LAWS(BOM)-1977-7-3

DATTATRAY V BHIDE Vs. VITHAL R KARANDIKAR

Decided On July 15, 1977
DATTATRAY V.BHIDE Appellant
V/S
VITHAL R.KARANDIKAR Respondents

JUDGEMENT

(1.) The defendant is the appellant in this second appeal. The plaintiffs respondents intended to form a Co-operative Housing Society. They styled themselves as the promoters of the proposed Sahakar Mitra Mandal Housing Sangh and entered into an agreement to purchase a plot, bearing Final Plot No. 394/N situate in Navi Peth at Poona, for a sum of about Rs. 1,35,000/-. The agreement with the owners was entered into on 26th March ,1964 and a sum of Rs. 10,000/- was paid by them by way of earnest money. The plot at the relevant time was under requisition to the Government. The owners undertook to set the same derequisitioned and the sale was to be effected within six months from the date of that agreement. The owners also indicated their readiness to extend the time for the benefit of the defendant if for some reason or the other the Society could not be formed within that period or they required some time for technical reasons. Clause (8) of the Agreement contemplated cancellation of the agreement and refund of Rs. 10,000/- in case the plot was not derequisitioned. The plaintiff then executed an agreement in favour of the present defendant on 2-4-1964. The agreement recited how the defendant, a house agent, was instrumental in tracing this plot and finalising the terms of the sale and getting that transaction fructified. The owner agreed to pay remuneration to the defendant, as such agent and broker, at the rate of 0.50p. per sq.ft., the price of the land as agreed with the owners being at Rs. 1/- per sq.ft. This agreement also stipulated that in the event of there being no derequisition, the defendant would be liable to refund the amount of Rs. 5,000/-.
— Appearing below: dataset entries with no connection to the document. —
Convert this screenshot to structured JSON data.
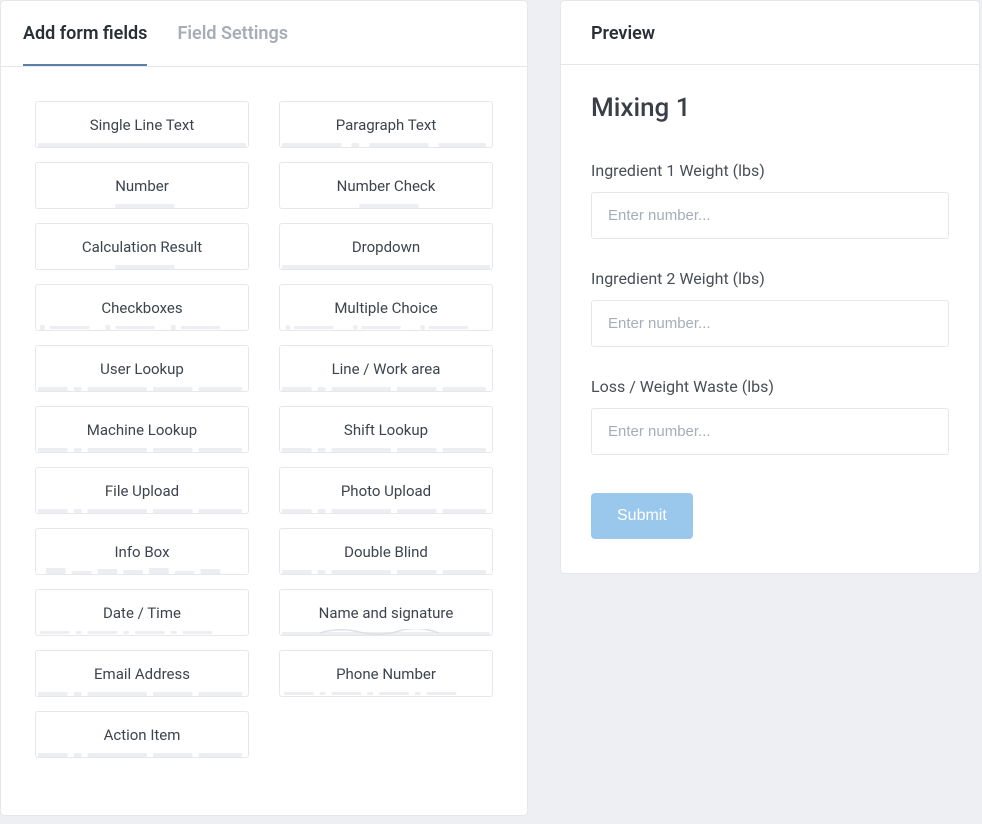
{
  "tabs": {
    "add_fields": "Add form fields",
    "field_settings": "Field Settings"
  },
  "fields": {
    "single_line_text": "Single Line Text",
    "paragraph_text": "Paragraph Text",
    "number": "Number",
    "number_check": "Number Check",
    "calculation_result": "Calculation Result",
    "dropdown": "Dropdown",
    "checkboxes": "Checkboxes",
    "multiple_choice": "Multiple Choice",
    "user_lookup": "User Lookup",
    "line_work_area": "Line / Work area",
    "machine_lookup": "Machine Lookup",
    "shift_lookup": "Shift Lookup",
    "file_upload": "File Upload",
    "photo_upload": "Photo Upload",
    "info_box": "Info Box",
    "double_blind": "Double Blind",
    "date_time": "Date / Time",
    "name_signature": "Name and signature",
    "email_address": "Email Address",
    "phone_number": "Phone Number",
    "action_item": "Action Item"
  },
  "preview": {
    "header": "Preview",
    "title": "Mixing 1",
    "field1": {
      "label": "Ingredient 1 Weight (lbs)",
      "placeholder": "Enter number..."
    },
    "field2": {
      "label": "Ingredient 2 Weight (lbs)",
      "placeholder": "Enter number..."
    },
    "field3": {
      "label": "Loss / Weight Waste (lbs)",
      "placeholder": "Enter number..."
    },
    "submit": "Submit"
  }
}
(2.) It is common ground that the plot ultimately was not only not derequisition but acquisition proceedings were resorted to by the Government, the plot was acquired and a sum of Rs. 2,74,507.07 was paid to the owners by way of compensation. It is also common ground that the plaintiffs were driven to institute the suit against the defendant in the year 1964 itself, when they discovered that the owners were trying to sell the property to others. This suit was ultimately dismissed. Then another suit was filed in the year 1966, being suit No. 167 of 1966 against the owners for specific performance of the contract. It is true that during the pendency of the said suit acquisition proceedings were commenced and finalised. It is also common ground that the compromise was entered into between the plaintiffs and the owners in the said suit No. 167 of 1966, under which the owners paid a sum of Rs. 75,000/- to the plaintiffs in full settlement in consideration of their agreeing not to press their suit for specific performance of the contract.

(3.) Even before the above suit for specific performance of the contract was filed by the plaintiffs against the owners, the plaintiffs instituted the present suit against the defendant estate agent, i.e. for refund of Rs. 5,000/- with interest on the ground that the property was not derequisitioned and, therefore, the purchase transaction with the owners effected through him could not be finalised and the defendant was liable to refund the same.